Najafi-Sani Mehri, Saneian Hossein, Mahjoub Fatemeh
Associate Professor of Pediatric Gastroenterology, Department of Pediatrics, Tehran University of Medical Sciences, Tehran, Iran.
J Res Med Sci. 2011 Sep;16(9):1251-6.
Rosai-Dorfman disease (RDD) is a rare lymphoproliferative disorder with nodal and extranodal involvements. Here we report a case of RDD in a 15-year-old female who presented with epigastric pain, fatigue, Raynaud phenomenon in fingers, submandibular lymphadenopathy, proptosis, hepatosplenomegaly, and round shape painless patches on the extensor surfaces. Histological examination of the submandibular lymph nodes and skin biopsy demonstrated evidences of RDD. Patient was treated with prednisone and thereafter, with azathioprine. After one year, prednisone was discontinued and all of the symptoms and signs, except proptosis, were resolved.
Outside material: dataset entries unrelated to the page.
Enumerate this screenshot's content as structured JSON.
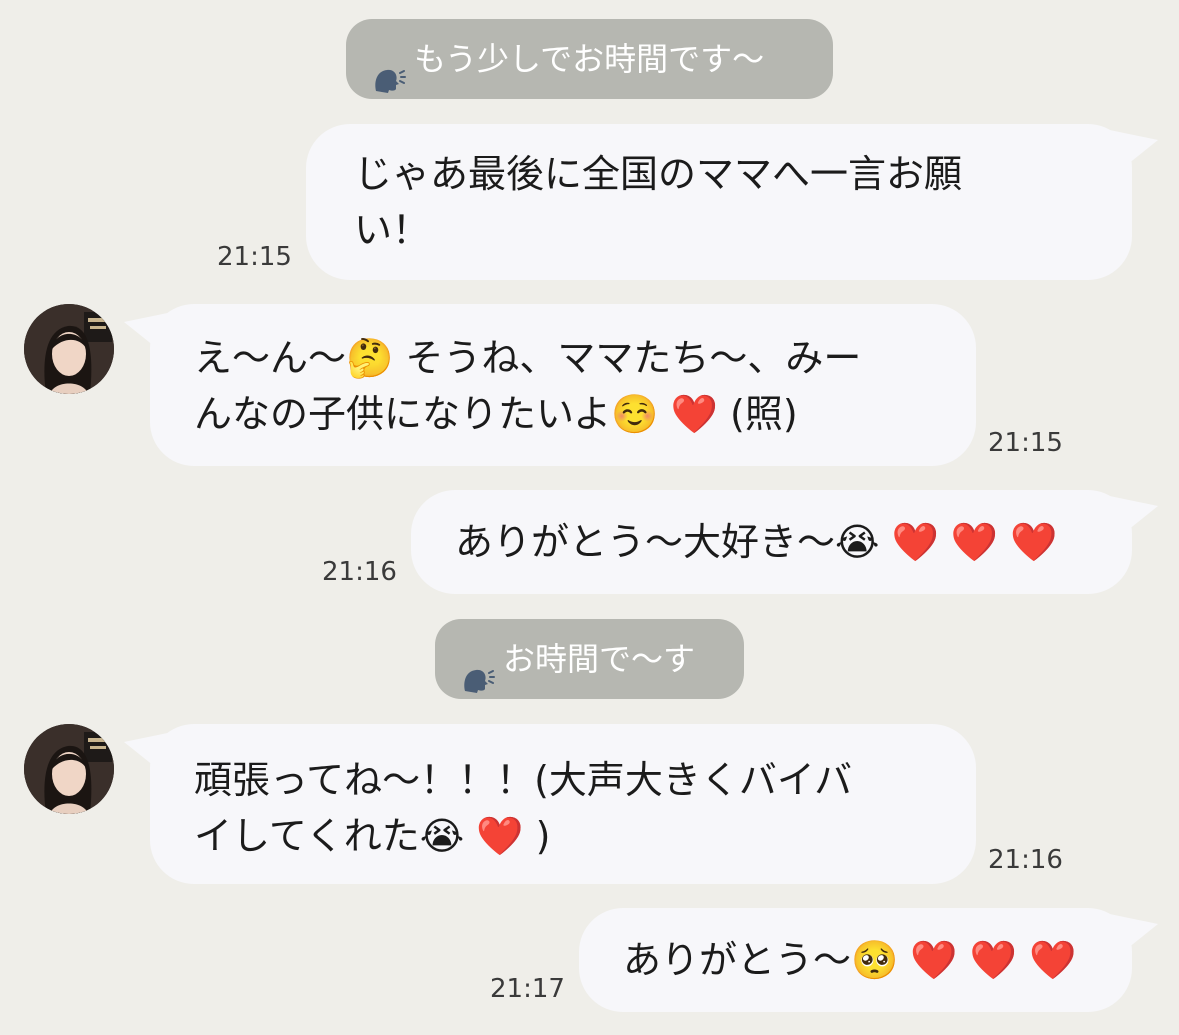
{
  "system": [
    {
      "text": "もう少しでお時間です〜",
      "icon": "speaking-head-icon"
    },
    {
      "text": "お時間で〜す",
      "icon": "speaking-head-icon"
    }
  ],
  "messages": [
    {
      "side": "right",
      "line1": "じゃあ最後に全国のママへ一言お願",
      "line2": "い！",
      "time": "21:15"
    },
    {
      "side": "left",
      "line1": "え〜ん〜🤔 そうね、ママたち〜、みー",
      "line2": "んなの子供になりたいよ☺️ ❤️ (照)",
      "time": "21:15"
    },
    {
      "side": "right",
      "line1": "ありがとう〜大好き〜😭 ❤️ ❤️ ❤️",
      "time": "21:16"
    },
    {
      "side": "left",
      "line1": "頑張ってね〜！！！(大声大きくバイバ",
      "line2": "イしてくれた😭 ❤️ )",
      "time": "21:16"
    },
    {
      "side": "right",
      "line1": "ありがとう〜🥺 ❤️ ❤️ ❤️",
      "time": "21:17"
    }
  ],
  "colors": {
    "background": "#efeee9",
    "bubble": "#f7f7fa",
    "system_pill": "#b6b7b1"
  }
}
This report highlights the extranodal manifestations of RDD. The presentation, differential diagnosis, and treatment are discussed.
罗萨伊-多夫曼病(RDD)是一种罕见的淋巴增殖性疾病,可累及淋巴结和结外部位。本文报告一例15岁女性RDD患者,该患者表现为上腹部疼痛、疲劳、手指雷诺现象、颌下淋巴结肿大、眼球突出、肝脾肿大以及伸肌表面圆形无痛性斑块。颌下淋巴结组织学检查及皮肤活检证实为RDD。患者先接受泼尼松治疗,之后加用硫唑嘌呤。一年后停用泼尼松,除眼球突出外,所有症状和体征均消失。本报告强调了RDD的结外表现。并对其临床表现、鉴别诊断及治疗进行了讨论。